A somewhat tumultuous year in American history, 1896 saw two presidential candidates fight over the gold standard and other economic issues. Resulting anxiety wiped over 30% from the index created by Charles Dow and Edward Jones just months earlier. Since then the Dow Jones Industrial Average has spent 120 years monitoring the market’s ups and downs. S&P Dow Jones Indices celebrated the anniversary on May 26.

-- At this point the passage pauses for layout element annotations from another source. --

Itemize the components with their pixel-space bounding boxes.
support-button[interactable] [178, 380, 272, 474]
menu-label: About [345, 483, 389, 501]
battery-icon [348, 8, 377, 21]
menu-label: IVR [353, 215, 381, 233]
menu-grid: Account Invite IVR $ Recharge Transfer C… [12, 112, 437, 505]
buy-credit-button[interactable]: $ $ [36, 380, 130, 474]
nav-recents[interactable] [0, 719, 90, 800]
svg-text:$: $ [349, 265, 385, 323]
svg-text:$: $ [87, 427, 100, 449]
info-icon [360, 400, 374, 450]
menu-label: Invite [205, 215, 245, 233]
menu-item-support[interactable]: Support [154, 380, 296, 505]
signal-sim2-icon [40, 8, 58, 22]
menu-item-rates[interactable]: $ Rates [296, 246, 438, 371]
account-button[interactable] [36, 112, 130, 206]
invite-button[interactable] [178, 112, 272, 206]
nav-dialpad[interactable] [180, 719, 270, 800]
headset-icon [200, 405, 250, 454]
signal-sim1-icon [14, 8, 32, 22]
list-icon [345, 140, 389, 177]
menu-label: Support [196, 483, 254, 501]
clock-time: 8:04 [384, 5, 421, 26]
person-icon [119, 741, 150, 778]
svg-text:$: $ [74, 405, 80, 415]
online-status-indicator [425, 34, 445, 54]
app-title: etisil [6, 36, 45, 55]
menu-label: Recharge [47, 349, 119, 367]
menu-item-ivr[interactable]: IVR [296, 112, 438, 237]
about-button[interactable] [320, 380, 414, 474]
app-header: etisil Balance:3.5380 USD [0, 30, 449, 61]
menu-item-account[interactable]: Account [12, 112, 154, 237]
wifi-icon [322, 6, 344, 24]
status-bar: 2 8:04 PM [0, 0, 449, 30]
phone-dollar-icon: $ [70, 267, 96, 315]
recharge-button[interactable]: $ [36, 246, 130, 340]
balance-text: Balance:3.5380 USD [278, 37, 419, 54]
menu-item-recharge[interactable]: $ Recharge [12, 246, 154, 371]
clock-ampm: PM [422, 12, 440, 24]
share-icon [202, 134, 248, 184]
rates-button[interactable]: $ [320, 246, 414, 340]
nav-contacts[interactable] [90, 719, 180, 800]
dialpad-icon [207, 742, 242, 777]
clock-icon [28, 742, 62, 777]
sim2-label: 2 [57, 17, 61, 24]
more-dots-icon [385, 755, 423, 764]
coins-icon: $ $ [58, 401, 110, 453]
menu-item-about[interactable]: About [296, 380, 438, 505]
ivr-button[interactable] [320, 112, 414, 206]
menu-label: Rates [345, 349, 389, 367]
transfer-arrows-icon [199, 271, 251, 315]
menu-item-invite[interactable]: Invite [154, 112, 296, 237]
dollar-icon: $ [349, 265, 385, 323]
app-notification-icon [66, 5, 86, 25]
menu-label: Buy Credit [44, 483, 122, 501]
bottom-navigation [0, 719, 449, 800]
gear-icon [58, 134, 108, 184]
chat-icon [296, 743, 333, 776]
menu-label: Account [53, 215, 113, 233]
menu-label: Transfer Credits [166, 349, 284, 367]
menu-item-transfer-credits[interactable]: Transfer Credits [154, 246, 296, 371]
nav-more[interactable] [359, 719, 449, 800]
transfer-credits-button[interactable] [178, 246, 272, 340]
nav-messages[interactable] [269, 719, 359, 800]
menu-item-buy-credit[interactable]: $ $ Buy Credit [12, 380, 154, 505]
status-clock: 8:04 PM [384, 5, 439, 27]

Charles and Edward began with the 11-stock Dow Jones Railroad Average, since evolved into the Dow Jones Transportation Average. The index complemented their Customer’s Afternoon Letter, the precursor to The Wall Street Journal. The DJIA began with 12 stocks, grew to 20 in 1916 and reached the present level of 30 in 1928. Nasdaq stocks joined the list in 1999, towards the end of the index’s best decade. Not exactly open to junior explorers, listings are limited to large- and mega-cap companies, averaging $86.08 billion on March 31 compared with $37.37 billion for the S&P 500.

Of the original dozen companies, General Electric is the only survivor under the same name, although its place on the index hasn’t been continuous. GE was dropped twice prior to 1907.

Although the index took 76 years to close on 1,000 points, it took less than a year to bolt from 9,000 to 10,000 in 1999. That same year the DJIA took just 24 days for another 1,000-point jump to 11,000. The speed of each 1,000-point climb continues to accelerate.

A bi-polar year, 2008 recorded five of the benchmark’s 10 best days and four of its worst by points. By percentage, the early Depression years of 1929 to 1933 held seven of the 10 best days and five of the worst.

Long gone are the days of Arthur “Pop” Harris who “would pull ticker tape from the machine, bloodying his hands while furiously calculating the gauge on which the markets hung,” according to an S&P commentary. “By contrast, S&P Dow Jones Indices—the owner and publisher of the DJIA—now calculates over one million indices using an advanced calculation platform with operation centres around the globe.”

Commemorating the anniversary while symbolizing market swings, green and red lights blazed on the Empire State Building the night of May 25. Honchos from S&P and some DJIA companies will ring the May 26 NYSE closing bell.